Абдулла-хан стал называть их по именам.
- Хосров-хан...
- Фридун-хан...
- Исфандияр-хан...
- Парвиз-хан...
Мы продолжали прерванное чаепитие. Молодые люди оживленно разговаривали, шутили, смеялись.
- Что это за собрание? - улучив момент, шепнула мне Нина. - К чему было приглашать этих молодых людей? Нас ли хотят им показать, или их позвали для нас?
- Имей терпение, посмотрим, что будет дальше, - успокоил я Нину.
Я сам был заинтересован, но не хотел обращаться за разъяснением к Абдулла-хану, ожидая, чем все это кончится, но у меня мелькнула мысль - не мутрибы ли эти гости?
Вскоре Абдулла-хан вышел из комнаты и через несколько минут вернулся, неся тару, кеманчу, бубен и думбек.
Теперь я уже перестал сомневаться в том, что это мутрибы.
- Фридун-хан, - сказал Абдулла-хан, передавая тару одному из молодых людей, - ты причеши золотые струны тара! А ты, Хосров-хан, заставь плакать ее, - докончил он, обращаясь к другому и протягивая ему кеманчу.

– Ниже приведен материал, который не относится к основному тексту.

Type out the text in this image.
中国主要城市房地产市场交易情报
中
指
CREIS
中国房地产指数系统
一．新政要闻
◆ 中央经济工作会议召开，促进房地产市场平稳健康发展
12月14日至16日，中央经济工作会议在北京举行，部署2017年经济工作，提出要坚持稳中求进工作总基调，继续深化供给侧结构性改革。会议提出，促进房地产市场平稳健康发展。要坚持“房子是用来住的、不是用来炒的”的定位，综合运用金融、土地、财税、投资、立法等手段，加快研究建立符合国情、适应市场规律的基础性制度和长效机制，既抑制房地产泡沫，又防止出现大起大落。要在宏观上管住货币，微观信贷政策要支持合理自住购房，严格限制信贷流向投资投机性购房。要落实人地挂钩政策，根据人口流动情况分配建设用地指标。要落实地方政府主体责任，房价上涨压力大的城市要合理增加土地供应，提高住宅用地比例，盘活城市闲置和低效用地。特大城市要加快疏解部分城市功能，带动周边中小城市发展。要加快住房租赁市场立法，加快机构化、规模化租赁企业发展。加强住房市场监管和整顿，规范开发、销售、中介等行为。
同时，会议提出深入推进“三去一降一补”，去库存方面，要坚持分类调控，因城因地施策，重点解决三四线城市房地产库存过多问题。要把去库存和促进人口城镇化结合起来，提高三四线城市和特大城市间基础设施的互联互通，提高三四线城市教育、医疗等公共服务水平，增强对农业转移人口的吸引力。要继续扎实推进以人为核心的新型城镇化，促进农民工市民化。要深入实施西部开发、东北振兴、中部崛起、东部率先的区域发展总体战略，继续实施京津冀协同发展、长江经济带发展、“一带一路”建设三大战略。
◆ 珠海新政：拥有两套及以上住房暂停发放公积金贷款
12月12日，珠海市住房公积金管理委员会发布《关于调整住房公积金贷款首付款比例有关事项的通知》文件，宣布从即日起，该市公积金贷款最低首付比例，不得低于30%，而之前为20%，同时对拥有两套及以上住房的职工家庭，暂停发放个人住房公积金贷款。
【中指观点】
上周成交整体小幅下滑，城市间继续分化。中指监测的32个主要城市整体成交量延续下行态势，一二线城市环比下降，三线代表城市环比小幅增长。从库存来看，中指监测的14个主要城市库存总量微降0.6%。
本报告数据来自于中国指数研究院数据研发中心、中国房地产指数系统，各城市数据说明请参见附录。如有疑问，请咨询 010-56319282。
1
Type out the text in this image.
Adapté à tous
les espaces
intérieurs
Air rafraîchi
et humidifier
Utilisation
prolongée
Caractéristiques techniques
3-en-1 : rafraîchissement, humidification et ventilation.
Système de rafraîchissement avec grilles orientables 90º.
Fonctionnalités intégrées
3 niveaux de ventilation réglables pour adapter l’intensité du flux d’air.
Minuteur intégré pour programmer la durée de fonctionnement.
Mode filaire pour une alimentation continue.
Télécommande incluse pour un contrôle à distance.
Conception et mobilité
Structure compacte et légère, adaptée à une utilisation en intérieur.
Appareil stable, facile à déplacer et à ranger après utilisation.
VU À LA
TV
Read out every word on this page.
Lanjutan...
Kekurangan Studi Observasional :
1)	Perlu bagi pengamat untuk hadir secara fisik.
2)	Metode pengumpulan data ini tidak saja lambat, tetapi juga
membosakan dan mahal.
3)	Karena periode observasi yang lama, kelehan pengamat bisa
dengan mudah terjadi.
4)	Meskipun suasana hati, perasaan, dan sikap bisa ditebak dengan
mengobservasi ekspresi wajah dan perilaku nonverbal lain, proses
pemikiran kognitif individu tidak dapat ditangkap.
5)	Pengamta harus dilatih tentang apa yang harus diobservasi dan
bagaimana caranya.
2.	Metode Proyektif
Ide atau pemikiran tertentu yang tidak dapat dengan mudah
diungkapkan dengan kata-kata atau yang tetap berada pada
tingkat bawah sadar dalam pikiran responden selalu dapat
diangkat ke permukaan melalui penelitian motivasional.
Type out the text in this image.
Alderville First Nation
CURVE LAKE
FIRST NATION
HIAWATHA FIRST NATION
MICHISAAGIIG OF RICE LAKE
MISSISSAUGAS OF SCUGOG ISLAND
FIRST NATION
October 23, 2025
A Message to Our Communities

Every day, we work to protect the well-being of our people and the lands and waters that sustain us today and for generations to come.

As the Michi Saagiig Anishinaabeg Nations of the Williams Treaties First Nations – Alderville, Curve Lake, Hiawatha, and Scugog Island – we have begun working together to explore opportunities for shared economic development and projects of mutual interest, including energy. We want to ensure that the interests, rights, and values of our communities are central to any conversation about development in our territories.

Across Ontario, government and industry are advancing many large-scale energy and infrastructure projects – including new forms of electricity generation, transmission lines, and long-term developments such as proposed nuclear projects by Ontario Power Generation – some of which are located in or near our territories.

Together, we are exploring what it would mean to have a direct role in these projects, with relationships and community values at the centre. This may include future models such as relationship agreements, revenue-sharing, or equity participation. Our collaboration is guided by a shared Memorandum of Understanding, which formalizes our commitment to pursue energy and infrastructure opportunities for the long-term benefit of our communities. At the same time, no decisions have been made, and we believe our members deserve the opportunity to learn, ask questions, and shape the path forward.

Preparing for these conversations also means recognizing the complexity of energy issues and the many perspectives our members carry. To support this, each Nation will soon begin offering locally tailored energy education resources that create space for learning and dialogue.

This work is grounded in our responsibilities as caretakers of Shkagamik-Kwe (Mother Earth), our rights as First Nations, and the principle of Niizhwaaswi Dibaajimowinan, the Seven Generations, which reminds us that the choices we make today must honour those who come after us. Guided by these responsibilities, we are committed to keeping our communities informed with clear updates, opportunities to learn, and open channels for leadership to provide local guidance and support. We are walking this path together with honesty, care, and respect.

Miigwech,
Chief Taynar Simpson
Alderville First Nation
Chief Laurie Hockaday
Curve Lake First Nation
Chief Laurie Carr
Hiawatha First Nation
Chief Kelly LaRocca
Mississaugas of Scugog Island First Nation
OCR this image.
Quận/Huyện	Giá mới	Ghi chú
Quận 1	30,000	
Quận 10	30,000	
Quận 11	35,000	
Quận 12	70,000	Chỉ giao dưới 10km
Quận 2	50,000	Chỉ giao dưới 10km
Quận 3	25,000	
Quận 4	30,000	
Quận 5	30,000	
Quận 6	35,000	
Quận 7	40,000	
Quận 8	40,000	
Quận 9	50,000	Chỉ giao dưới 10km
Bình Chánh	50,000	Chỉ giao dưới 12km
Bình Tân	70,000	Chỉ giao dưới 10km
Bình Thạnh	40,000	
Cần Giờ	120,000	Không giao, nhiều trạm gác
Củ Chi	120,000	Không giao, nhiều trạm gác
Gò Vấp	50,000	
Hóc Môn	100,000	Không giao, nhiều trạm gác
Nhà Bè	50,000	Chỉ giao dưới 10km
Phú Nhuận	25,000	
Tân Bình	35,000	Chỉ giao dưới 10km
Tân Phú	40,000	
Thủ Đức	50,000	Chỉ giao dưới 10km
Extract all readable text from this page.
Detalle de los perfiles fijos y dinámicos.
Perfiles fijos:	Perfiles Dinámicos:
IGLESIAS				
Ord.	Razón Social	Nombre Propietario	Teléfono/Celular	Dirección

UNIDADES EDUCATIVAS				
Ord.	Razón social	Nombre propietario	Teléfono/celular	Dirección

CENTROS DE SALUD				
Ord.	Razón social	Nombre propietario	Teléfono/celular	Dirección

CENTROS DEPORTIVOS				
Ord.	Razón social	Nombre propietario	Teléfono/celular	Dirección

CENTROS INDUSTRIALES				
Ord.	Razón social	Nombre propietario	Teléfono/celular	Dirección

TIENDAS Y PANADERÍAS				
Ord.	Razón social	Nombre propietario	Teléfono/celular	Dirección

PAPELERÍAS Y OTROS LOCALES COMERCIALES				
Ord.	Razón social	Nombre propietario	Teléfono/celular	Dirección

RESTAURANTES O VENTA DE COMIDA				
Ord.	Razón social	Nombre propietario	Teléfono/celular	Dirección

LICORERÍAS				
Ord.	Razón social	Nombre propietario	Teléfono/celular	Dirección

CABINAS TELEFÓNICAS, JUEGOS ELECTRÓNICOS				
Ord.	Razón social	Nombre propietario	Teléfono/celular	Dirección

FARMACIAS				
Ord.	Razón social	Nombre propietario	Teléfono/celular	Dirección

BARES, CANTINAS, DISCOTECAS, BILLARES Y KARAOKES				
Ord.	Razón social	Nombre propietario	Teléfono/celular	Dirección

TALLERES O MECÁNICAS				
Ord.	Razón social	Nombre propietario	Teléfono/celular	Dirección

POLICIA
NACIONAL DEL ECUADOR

- Исфандияр-хан, возьми бубен, заставь трепетать его сердце.
Думбек же он подал Парвиз-хану со словами:
- А он будет целовать твои колени.
Я очень люблю восточную музыку и много раз слыхал хороших исполнителей, но такого ансамбля мне слушать не приходилось.
- Что они играют? - спросил я у Абдулла-хана.
- Это прелюдия к "Шур". Потом они будут петь.
Немного спустя, Исфандияр-хан стал петь.
- Он поет на слова из Хафиза, - сказал Абдулла-хан.
Я никогда не слыхал такого красивого пения. Задушевный голос певца заставил прослезиться Нину; она просила перевести ей слова песни.